魔族西北廣袤冰川上,有座連綿不知幾十萬裡的雪稽山,在雪山環繞當中,一個藏風納水、龍氣旺盛的冰洞內,此時此刻卻忙成一團。
六個黑甲武士簇擁著三個著錦袍的男人,匆匆進入冰洞。
冰洞內,各處的冰面都溼漉漉的,融化的跡象已經非常明顯。
穿黃色華服的男人因走的太過慌張,險些被腳下溼滑的冰面滑倒,他被身旁著紫袍的年輕男子穩穩扶住。
“父王!小心”
三人一起快步來到,白氣騰騰昇起的冰棺前,低頭看見一個白衣少年靜臥在內,如熟睡般恬淡,透過朦朧水霧,少年的臉有些許扭曲變形,使他看起來面有悲色。
來的三人是魔王伏冥囂、大王子成烈和大祭司祭淵,冰棺內躺著的就是魔王與魔後唯一的兒子慕白。
魔王伏冥囂聽到稟告,說雪稽山冰洞發生異樣,冰開始無徵兆融化,冰棺內冒出汩汩霧氣,聽聞後,魔王就心急火燎地匆匆趕來。
細看,慕白白皙的臉上佈滿顆顆水珠,還不時滑落,很像流淌的淚水,似乎很委屈地向親人訴說,自己的孤單寂寞。

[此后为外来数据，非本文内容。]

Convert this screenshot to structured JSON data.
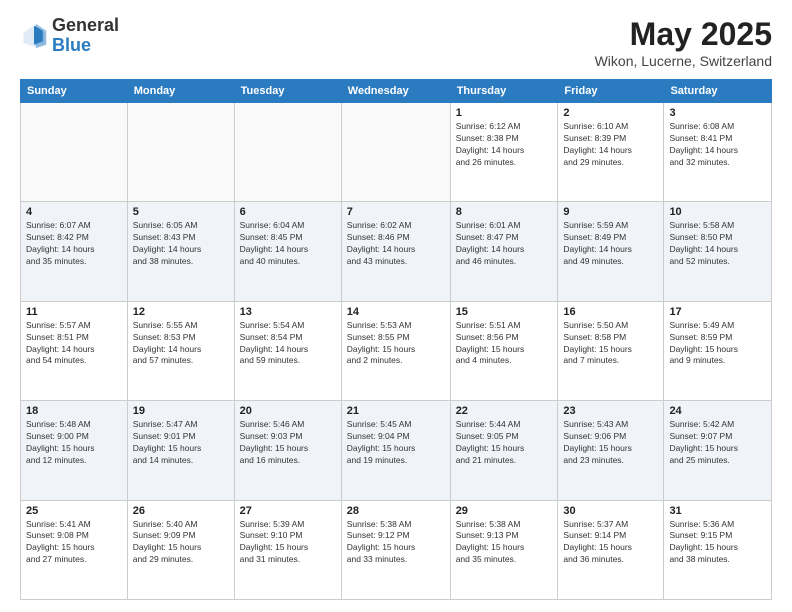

魔王伏冥囂半跪在棺前,滿眼悲悽凝望著慕白,用手給愛子拭去臉上的水珠,肝腸寸斷地低聲哭喊著,“慕白!我的兒啊!父王……來看你了,兒啊!……你可疼死父王了!你怎麼啦?是不是,怨父王來晚了?你可要好好的,父王活著……可就只有你……這一個盼頭了,你可不能再出事啊!”。
大王子成烈早已泣不成聲,他跪在父王身後,攙扶著悲不自勝得的父王,眼睛直巴巴瞅著,自己親手養大的弟弟慕白,悲痛的嘴唇直哆嗦。
手柱柺杖的大祭司祭淵默默站在一邊,也溼紅了眼眶。
這是慕白去世後,伏冥囂第一次見到愛子,之前,大兒子成烈一直推三阻四不讓來,主要是怕他傷心。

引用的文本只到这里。